Ein Meinungsbeitrag von Jochen Mitschka.

Doch damit ist die Kontroverse nicht ausgeräumt. In diesem dritten und letzten Teil wenden wir uns der wohl provokantesten Antwort auf das ungelöste Biomarker-Problem zu: Thomas Golds Theorie der „Deep Hot Biosphere„. Anschließend gehen wir der Frage nach, ob die immer wiederkehrende Deckungsgleichheit beider Theorien am Ende nur Zufall sein kann – und ziehen das Fazit dieser gesamten wissenschaftlichen Debatte, die im ersten Teil dieser Serie ihren Ausgang bei den wirtschaftlichen Interessen hinter Bio- und Abiogenese nahm.

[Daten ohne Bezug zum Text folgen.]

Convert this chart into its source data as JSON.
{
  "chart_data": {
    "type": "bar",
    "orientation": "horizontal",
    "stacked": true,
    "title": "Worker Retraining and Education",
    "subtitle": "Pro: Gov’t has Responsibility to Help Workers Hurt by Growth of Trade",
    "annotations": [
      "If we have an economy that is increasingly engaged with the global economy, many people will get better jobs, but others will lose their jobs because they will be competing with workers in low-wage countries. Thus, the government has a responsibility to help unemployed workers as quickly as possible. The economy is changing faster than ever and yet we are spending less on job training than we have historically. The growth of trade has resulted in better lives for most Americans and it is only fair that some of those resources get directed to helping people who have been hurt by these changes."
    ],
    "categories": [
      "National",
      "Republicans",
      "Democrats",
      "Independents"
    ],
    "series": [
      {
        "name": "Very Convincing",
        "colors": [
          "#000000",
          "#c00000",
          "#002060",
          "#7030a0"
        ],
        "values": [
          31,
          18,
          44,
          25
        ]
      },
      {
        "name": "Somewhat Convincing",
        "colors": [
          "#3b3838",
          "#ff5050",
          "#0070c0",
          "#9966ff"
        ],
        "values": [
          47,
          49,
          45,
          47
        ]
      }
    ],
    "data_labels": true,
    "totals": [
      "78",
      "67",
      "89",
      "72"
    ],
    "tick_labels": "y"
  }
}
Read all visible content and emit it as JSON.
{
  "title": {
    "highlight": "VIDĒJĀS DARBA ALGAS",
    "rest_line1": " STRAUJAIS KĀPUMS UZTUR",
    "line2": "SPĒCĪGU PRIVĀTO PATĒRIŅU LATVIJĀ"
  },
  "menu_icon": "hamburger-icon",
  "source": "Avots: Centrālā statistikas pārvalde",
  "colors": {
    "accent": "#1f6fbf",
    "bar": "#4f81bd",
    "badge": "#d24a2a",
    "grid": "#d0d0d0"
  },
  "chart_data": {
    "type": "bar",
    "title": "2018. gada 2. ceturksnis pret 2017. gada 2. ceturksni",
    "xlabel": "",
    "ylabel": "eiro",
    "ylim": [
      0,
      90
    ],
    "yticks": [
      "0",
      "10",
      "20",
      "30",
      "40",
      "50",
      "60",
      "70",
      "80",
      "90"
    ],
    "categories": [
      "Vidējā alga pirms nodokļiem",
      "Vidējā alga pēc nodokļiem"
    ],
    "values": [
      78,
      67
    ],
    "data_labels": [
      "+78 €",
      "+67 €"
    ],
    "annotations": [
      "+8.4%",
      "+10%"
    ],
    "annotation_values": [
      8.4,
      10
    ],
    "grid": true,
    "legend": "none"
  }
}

Thomas Golds „Deep Hot Biosphere“ im Kreuzfeuer

Thomas Gold versuchte, das eklatante Biomarker-Problem seiner Theorie (das Vorhandensein rein biologischer Moleküle im tiefen Öl) durch ein faszinierendes Konzept zu lösen: die Deep Hot Biosphere. Er postulierte, dass das Öl tatsächlich rein anorganisch aus dem Mantel aufsteigt, in der Erdkruste jedoch von extremophilen, tiefenlebenden Bakterien als Nahrung genutzt wird. Die biologischen Spuren im Öl seien demnach keine Relikte von Urzeit-Plankton, sondern die sterblichen Überreste dieser Tiefen-Mikroben.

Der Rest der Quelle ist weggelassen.